The combined performance (CP) groups provide recommendations for use in analysis. This ranges from data quality to pileup reweighting to calibrations and uncertainties for physics objects. In order to ensure that CP recommendations can be easily and consistently implemented in analyses regardless of which framework is used.
You can find all recommendations from CP groups on their corresponding twiki pages. All of these pages can easily be accessed from the main AtlasPhysics twiki page.
Some existing analyses may be using older methods, but the approach presented here is the recommendation for new analyses moving forward.
CP algorithms are run at the start of your analysis job and they make corrected object available to be accessed and used as though they were directly from the input file. Additionally, it is possible to produce ntuples directly using algorithms without the need for user analysis code. However, for this tutorial, we will still make use of user analysis code to give you a hands-on understanding of how information is stored and accessed in files in ATLAS.

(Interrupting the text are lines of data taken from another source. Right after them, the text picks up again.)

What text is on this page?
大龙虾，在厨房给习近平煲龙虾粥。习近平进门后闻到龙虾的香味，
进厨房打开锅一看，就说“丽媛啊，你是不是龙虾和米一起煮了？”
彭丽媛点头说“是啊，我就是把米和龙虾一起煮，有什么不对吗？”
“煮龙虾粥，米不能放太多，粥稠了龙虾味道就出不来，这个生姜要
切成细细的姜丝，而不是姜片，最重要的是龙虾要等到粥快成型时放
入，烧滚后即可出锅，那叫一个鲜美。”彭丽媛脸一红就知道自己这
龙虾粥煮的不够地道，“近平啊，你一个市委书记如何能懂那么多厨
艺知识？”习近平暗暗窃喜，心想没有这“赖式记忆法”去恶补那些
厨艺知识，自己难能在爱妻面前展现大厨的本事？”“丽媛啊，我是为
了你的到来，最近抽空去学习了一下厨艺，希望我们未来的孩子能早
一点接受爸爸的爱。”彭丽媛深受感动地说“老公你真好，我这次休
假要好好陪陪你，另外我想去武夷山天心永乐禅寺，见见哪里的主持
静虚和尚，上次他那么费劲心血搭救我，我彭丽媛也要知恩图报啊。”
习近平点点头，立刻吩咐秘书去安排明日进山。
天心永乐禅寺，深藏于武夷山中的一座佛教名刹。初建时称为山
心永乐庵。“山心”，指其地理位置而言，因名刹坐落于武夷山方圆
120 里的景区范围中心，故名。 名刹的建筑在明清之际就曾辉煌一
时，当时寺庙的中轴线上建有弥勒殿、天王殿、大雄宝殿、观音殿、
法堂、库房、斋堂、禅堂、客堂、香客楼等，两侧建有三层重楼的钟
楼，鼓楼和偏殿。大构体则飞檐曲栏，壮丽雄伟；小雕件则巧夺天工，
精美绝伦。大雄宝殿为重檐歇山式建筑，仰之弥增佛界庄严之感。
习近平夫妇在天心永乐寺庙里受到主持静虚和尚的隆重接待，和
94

The basic design of the CP algorithms should allow for a great amount of flexibility to the user. Some examples of this are:
-
CP algorithms can be run in either EventLoop or Athena
-
Users can change the configuration of any CP algorithm/tool at will, re-order them and run only those that are needed
-
The algorithms can run multiple working points for a single object type (e.g. muons) and apply decorations for all of them to the same object
-
A basic preselection can be performed on objects/events and the CP algorithms can be applied only to those objects/events that pass the preselection (to save computing time)
-
This approach can produce smaller ntuples (1-2 orders of magnitude smaller) than those produced using older frameworks, which also translates into shorter runtimes when producing histograms.
The configuration of the CP Algorithms for a specific ntupling job is
carried out through the use of a .yaml file, which is a text file that
uses the YAML markup language (i.e., a text encoding system that uses a
set of symbols inserted in a document to control its structure, formatting,
and the relationship between its parts). Pieces of text are added to the
configuration file to call an algorithm and specify its attributes. Each
piece of text in the config file calls a CP Algorithm block.
Since each CP Algorithm block is a self-contained piece of code, each has its own scope, much like a function or loop does in simpler code. Objects can be passed from block to block as long as they are specified properly between blocks, just as objects are passed between functions in simpler code setups. However, each block needs its properties set to handle these objects the way we desire them to be handled.
Properties of configuration blocks are set by taking advantage of the level of indentation in YAML: each unindented line in the configuration file defines a new block. Each indent underneath an unindented line of text defines a sub-block attached to that block, which we mostly use to set properties of the block. Sub-blocks of the sub-blocks are defined by further indentation.
The configuration of the
CP algorithms is still under development and the tutorial may be updated
from time to time to reflect any changes.
Where to find CP algorithm sequence blocks
The various tools provided by CP groups for use in analysis are spread out
throughout the Athena codebase, but the algorithms and algorithm blocks
that call these tools are centrally located for ease of use. You can find
a list of the available CP algorithm sequence blocks in
PhysicsAnalysis/Algorithms.
Each algorithm block can be found in its respective directory under the
python subdirectory and is called *AnalysisConfig.py. One exception
is the Good Runs List selector algorithm, which is currently kept in
DataQuality/GoodRunsLists,
but will soon be moved to the same directory as the others.
An example of the implementation of most available algorithm sequence blocks can be found in
FullCPAlgorithmsTest.py, in the function makeSequenceBlocks().
The ntuples that will be used in later tutorial steps have been produced
using a customized version of the code that mostly uses the same blocks.